Entidades nacionais de TI aproveitaram uma na reunião conjunta das comissões de Infraestrutura e de Ciência e Tecnologia do Senado em Brasília para criticar o Portal do Software Público nesta quarta-feira, 11.

Segundo relata o Convergência Digital, as entidades criticaram o que consideram uma intromissão ilegítima do governo no mercado através do portal através do qual 56 empresas e organismos do governo disponibilizam soluções open source para a administração pública.

“Se queremos uma indústria de software poderosa não será com software livre. E temos concorrência com o próprio Estado. Enquanto o modelo for contratar serviços não vamos fortalecer o software nacional”, reclamou o vice presidente da Assespro, Jeovani Salomão.

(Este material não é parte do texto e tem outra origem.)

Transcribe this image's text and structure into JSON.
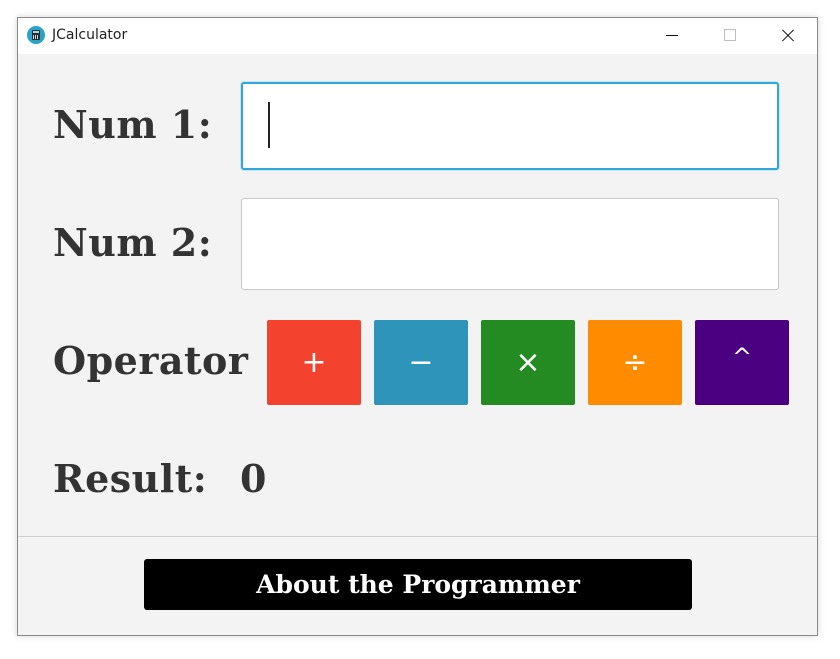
{
  "window": {
    "title": "JCalculator"
  },
  "form": {
    "num1_label": "Num 1:",
    "num1_value": "",
    "num2_label": "Num 2:",
    "num2_value": "",
    "operator_label": "Operator",
    "result_label": "Result:",
    "result_value": "0"
  },
  "operators": [
    {
      "symbol": "+",
      "color": "#f3432e"
    },
    {
      "symbol": "−",
      "color": "#2e94b9"
    },
    {
      "symbol": "×",
      "color": "#238b22"
    },
    {
      "symbol": "÷",
      "color": "#ff8c00"
    },
    {
      "symbol": "^",
      "color": "#4b0082"
    }
  ],
  "footer": {
    "about_label": "About the Programmer"
  },
  "colors": {
    "focus": "#2fa8d8",
    "label": "#333333",
    "background": "#f3f3f3"
  }
}
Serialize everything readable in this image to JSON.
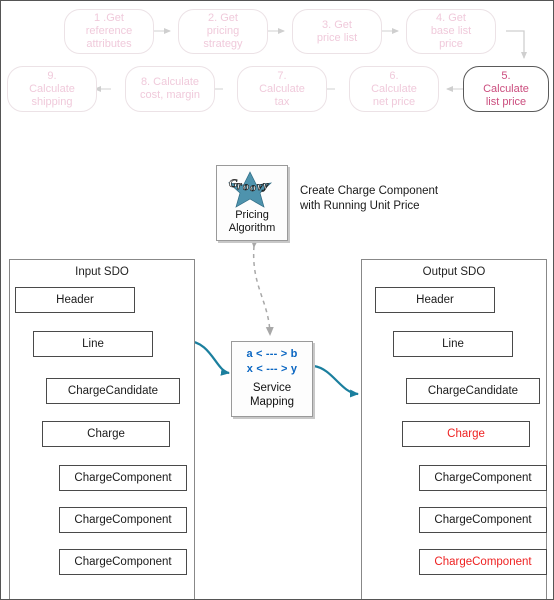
{
  "diagram": {
    "title": "Pricing Algorithm Service Mapping Diagram",
    "colors": {
      "faded_pink": "#f0cadb",
      "active_pink": "#cb4d7e",
      "red_highlight": "#ee2222",
      "mapping_blue": "#0a66c2",
      "teal_arrow": "#1b7f9e",
      "gray_connector": "#9a9a9a",
      "groovy_star": "#4e93ad"
    }
  },
  "flow_steps": [
    {
      "label": "1 .Get\nreference\nattributes",
      "active": false
    },
    {
      "label": "2. Get\npricing\nstrategy",
      "active": false
    },
    {
      "label": "3. Get\nprice list",
      "active": false
    },
    {
      "label": "4. Get\nbase list\nprice",
      "active": false
    },
    {
      "label": "5.\nCalculate\nlist price",
      "active": true
    },
    {
      "label": "6.\nCalculate\nnet price",
      "active": false
    },
    {
      "label": "7.\nCalculate\ntax",
      "active": false
    },
    {
      "label": "8. Calculate\ncost, margin",
      "active": false
    },
    {
      "label": "9.\nCalculate\nshipping",
      "active": false
    }
  ],
  "algorithm": {
    "logo_name": "groovy-logo",
    "label": "Pricing\nAlgorithm",
    "caption": "Create Charge  Component\nwith Running Unit Price"
  },
  "service_mapping": {
    "mapping_lines": [
      "a < --- > b",
      "x < --- > y"
    ],
    "label": "Service\nMapping"
  },
  "input_sdo": {
    "title": "Input SDO",
    "nodes": [
      {
        "label": "Header",
        "red": false
      },
      {
        "label": "Line",
        "red": false
      },
      {
        "label": "ChargeCandidate",
        "red": false
      },
      {
        "label": "Charge",
        "red": false
      },
      {
        "label": "ChargeComponent",
        "red": false
      },
      {
        "label": "ChargeComponent",
        "red": false
      },
      {
        "label": "ChargeComponent",
        "red": false
      }
    ]
  },
  "output_sdo": {
    "title": "Output SDO",
    "nodes": [
      {
        "label": "Header",
        "red": false
      },
      {
        "label": "Line",
        "red": false
      },
      {
        "label": "ChargeCandidate",
        "red": false
      },
      {
        "label": "Charge",
        "red": true
      },
      {
        "label": "ChargeComponent",
        "red": false
      },
      {
        "label": "ChargeComponent",
        "red": false
      },
      {
        "label": "ChargeComponent",
        "red": true
      }
    ]
  }
}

Na mesma linha emendou o presidente da Fenainfo, Márcio Girão, que também se queixou do “agigantamento do Portal do Software Público”, e o presidente da ABES, Gerson Schmitt, para quem “o governo deve ser menos empresário e mais comprador, e não o maior produtor e empregador” no setor de software.

O diretor do departamento de integração de sistemas da SLTI, Corinto Meffe, responsável pelo Portal do Software Público, se disse “surpreso” com os “mitos que ainda são colocados”.

“O software público virou consenso no governo pelos resultados. Além do que, de 56 soluções disponíveis hoje no Portal, nenhum ofertante pediu para sair”, defendeu Meffe.

Governo é metade do mercado open source
A participação de soluções open source no mercado brasileiro em 2010 foi de 2,95%. Dos US$ 563 milhões movimentados pelo software livre, 66% correspondem a gastos do governo.
 
Os números fazem parte da 7ª edição do estudo “Mercado Brasileiro de Software – Panorama e Tendências”, realizado pela IDC e divulgado pela Abes em junho. É a primeira vez que o levantamento inclui cifras ligadas ao tema.
 
“A iniciativa privada não investe em software livre no Brasil. O empresariado não investe em algo que não seja produtivo”, disparou na época o presidente da entidade, Gerson Schmitt.
 
A Abes reúne empresas baseadas no modelo de software proprietário e tem entre suas metas a redução da pirataria no Brasil. O relatório não está disponível na íntegra no site da entidade.
 
De acordo com Schmitt, “o modelo de software livre não produz inovação, demanda mais mão-de-obra, remunera menos toda a cadeia produtiva, não é autossustentável e seria praticamente inexistente  sem o governo como seu protagonista”.